October 17, 2010

Plain Kate: In A Nutshell

Plain Kate by Erin Bow
Plain Kate has a way with a knife; she trusts her hands to carve the truth. Taught by her father, she makes a living at it, selling luck charms to the people in her village. She's not a witch – although her talent is so great it seems like magic, and whispers about her are plentiful.

And then a man enters her life who wants more than just a carving: he wants her shadow. In exchange, he'll grant her deepest wish. He's different, he's desperate, and he'll turn the town against her.
Kate is forced to give in, but soon enough she realizes the price. No one will trust a shadow-less girl. Trouble is, a bargain's a bargain, and it will cost Kate dearly if she wishes to get her shadow back...and stop the man from using it for his own ends.

One sentence sum-up: A story about magic, friendship, sacrifice and shadows.

My reaction: Erin Bow has a way with words. I was reminded very much of Lloyd Alexander's style of storytelling (The Rope Trick and The Iron Ring in particular come to mind) as I read Plain Kate. She creates a mysterious world that evokes images of gypsies and caravans, and strong but complex characters. However, some of the writing seemed a bit choppy, and more variety in sentence structure and length might have made for smoother reading.

You can't help but sympathize with Plain Kate – the poor girl is forced to endure so many hardships, but she perseveres. At first I was a little leery of the talking cat, but I found that Taggle wormed his way into my heart. So much so, in fact, that a couple of scenes involving him made me cry a little (and not too many books do that!) And the author got me to feel sorry for the villain at one point...he's very three-dimensional, which is always fabulous to see in the so-called 'bad guy.' I did find the plot somewhat slow-moving through at least the first half, but I kept picking up the book to read more.

Also, I can't quite decide if I agree with one part of the ending or not. Big spoilers if you highlight the white text: I seriously thought that Taggle was going to die for good, and though I was sad about it, I thought it made sense and had an emotional impact. Then he got raised back to life...which I wasn't so sure about. I was going in my head, "Really? Isn't that a little too convenient, making for a nice happy ending?" But I did appreciate that it was explained with the same rules of magic the author used all along. And it made me cry again when Taggle lost the ability to speak...so I'm torn.

Best aspect: The creative conceptualization of how magic works in this world.

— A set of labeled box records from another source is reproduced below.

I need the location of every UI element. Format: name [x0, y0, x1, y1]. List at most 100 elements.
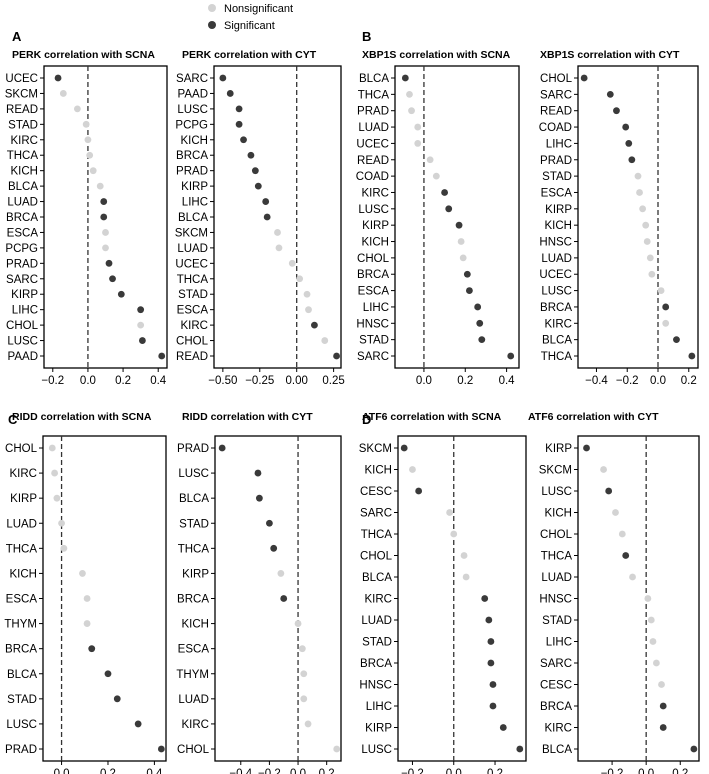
data-point: [300, 695, 308, 703]
data-point: [485, 616, 493, 624]
legend: Nonsignificant Significant: [208, 3, 293, 32]
x-tick-label: 0.4: [499, 375, 516, 387]
x-tick-label: 0.0: [638, 768, 654, 774]
data-point: [263, 213, 271, 221]
data-point: [659, 702, 667, 710]
x-tick-label: 0.2: [319, 768, 335, 774]
category-label: SKCM: [175, 227, 208, 239]
category-label: LIHC: [366, 701, 392, 713]
x-tick-label: −0.2: [616, 375, 639, 387]
data-point: [643, 238, 651, 245]
plot-2: PERK correlation with CYT −0.50 −0.25 0.00 0…: [175, 49, 345, 387]
category-label: THYM: [176, 669, 209, 681]
data-point: [109, 275, 116, 283]
data-point: [321, 337, 329, 344]
data-point: [659, 724, 667, 731]
category-label: HNSC: [359, 680, 392, 692]
data-point: [247, 151, 255, 159]
data-point: [400, 444, 408, 452]
category-label: CESC: [360, 486, 392, 498]
category-label: PCPG: [5, 243, 38, 255]
data-point: [137, 321, 145, 329]
category-label: LIHC: [363, 302, 389, 314]
category-label: THCA: [178, 543, 210, 555]
category-label: PAAD: [178, 88, 208, 100]
data-point: [629, 573, 636, 581]
category-label: SARC: [360, 508, 392, 520]
category-label: LUSC: [541, 486, 572, 498]
category-label: KIRP: [11, 289, 38, 301]
category-label: BRCA: [5, 644, 37, 656]
data-point: [240, 136, 247, 144]
x-tick-label: 0.2: [115, 375, 131, 387]
data-point: [79, 570, 86, 577]
data-point: [104, 670, 112, 678]
data-point: [266, 519, 273, 527]
category-label: LUSC: [7, 336, 38, 348]
category-label: SARC: [540, 89, 572, 101]
category-label: KIRP: [545, 443, 572, 455]
data-point: [432, 172, 440, 180]
data-point: [648, 270, 656, 278]
data-point: [652, 659, 660, 667]
data-point: [102, 244, 109, 252]
category-label: LUAD: [6, 518, 37, 530]
category-label: ESCA: [177, 305, 209, 317]
category-label: UCEC: [175, 258, 208, 270]
data-point: [487, 659, 495, 667]
category-label: BLCA: [179, 493, 209, 505]
data-point: [445, 205, 453, 213]
data-point: [158, 352, 166, 360]
category-label: STAD: [178, 289, 208, 301]
category-label: BLCA: [362, 572, 392, 584]
data-point: [296, 275, 304, 283]
category-label: PCPG: [175, 119, 208, 131]
category-label: KICH: [181, 135, 208, 147]
data-point: [275, 244, 283, 252]
category-label: LUAD: [358, 122, 389, 134]
category-label: LUSC: [541, 286, 572, 298]
x-tick-label: 0.2: [457, 375, 473, 387]
category-label: SARC: [176, 73, 208, 85]
data-point: [466, 287, 473, 294]
plot-frame: [213, 65, 342, 369]
panel-letter-d: D: [362, 412, 371, 427]
plot-title: PERK correlation with CYT: [182, 49, 317, 61]
data-point: [117, 290, 125, 298]
category-label: KIRP: [182, 568, 209, 580]
data-point: [280, 595, 288, 602]
data-point: [441, 189, 448, 196]
data-point: [459, 254, 467, 262]
category-label: STAD: [362, 637, 392, 649]
category-label: PRAD: [5, 744, 37, 756]
category-label: THCA: [6, 543, 38, 555]
category-label: ESCA: [541, 187, 573, 199]
category-label: THCA: [541, 551, 573, 563]
data-point: [646, 254, 654, 262]
category-label: LUAD: [541, 572, 572, 584]
data-point: [82, 120, 90, 128]
panel-letter-a: A: [12, 29, 22, 44]
data-point: [408, 107, 415, 115]
category-label: KIRP: [545, 204, 572, 216]
category-label: ESCA: [6, 594, 38, 606]
category-label: BRCA: [540, 302, 572, 314]
x-tick-label: 0.0: [446, 768, 462, 774]
category-label: BLCA: [542, 335, 572, 347]
category-label: ESCA: [178, 644, 210, 656]
x-tick-label: −0.4: [229, 768, 252, 774]
data-point: [426, 156, 434, 164]
data-point: [580, 74, 588, 82]
data-point: [487, 638, 495, 645]
x-tick-label: 0.0: [80, 375, 96, 387]
category-label: COAD: [539, 122, 572, 134]
plot-3: XBP1S correlation with SCNA 0.0 0.2 0.4 BLCA…: [356, 49, 520, 387]
category-label: BRCA: [357, 269, 389, 281]
category-label: THCA: [541, 351, 573, 363]
category-label: STAD: [542, 171, 572, 183]
data-point: [219, 74, 227, 82]
plot-frame: [397, 435, 527, 762]
data-point: [254, 182, 262, 190]
data-point: [235, 105, 243, 113]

The idea that it is an exchange makes sense and gives the reader some structure in understanding it. Also, I liked the way everything was connected; the climactic scenes use some elements introduced earlier in the book and by the end the story feels like it has come full circle. Plus, a YA with no romance and no sequels needed? That's rare.  

If I could change something... Hmmmm...well, I sometimes found that Taggle's lines (while providing some needed lightness) were a bit too comical when placed right after a serious remark from someone else. And the ending came rather suddenly – I wanted a bit more resolution when it came to Kate's relationships with Drina and Behjet, and maybe a glimpse at her future.

Also, I enjoyed many of the similes/metaphors, but I think there were more than necessary in there (and a few of them seemed kind of obscure.)

In five words or less: mystical, sad, and compelling.


"What do you want, Linay?" It was the first time she'd said his name. It tasted powerful.

"The dead, you know, are hungry. Those that do not rest. They are hungry all the time and cannot even eat grass." He was halfway to singing again. He seemed to stop himself. "They have mouths the size of needles' eyes and stomachs the size of mountains. It is a terrible fate."

Recommend for: anyone who wants to read a story with a simple but fresh take on magic, complex characters and the lilting feel of a legend.

Final verdict: 4 shooting stars

Author's website: http://erinbow.com/

Note: I won this book in a giveaway.


  1. i love the way you structured this review. it's really see what kind of book it is - I've seen mixed reviews on this one and am unsure if it's my kind of thing or not?

  2. Thanks for the review! I'm interested about you crying in this one. If an animal is going to talk, I'd believe it most from a cat. Those critters are smart and probably already do, they just don't want to stoop down to our level. I also love the three dimensional bad guy. Any story that makes you feel something for the other side has to be good.

  3. It's good to know what you thought about the book. Glad you liked it even though, as you say, it is a little slow at the beginning.

  4. I love the way you structured this review, it was really well done. I loved Plain Kate for many of the same reasons that you listed. I agree with you about the ending..I wasn't so sure either.

  5. Great review! It seems very fair and balanced. I was kind of iffy on the talking cat too (though I don't quite know why, since Grim from The Iron King is my hero lol) but I'm glad it worked! This novel seems so unique - I love the way you describe it as "the lilting feel of a legend"! Beautiful =) Thank you for the honest review!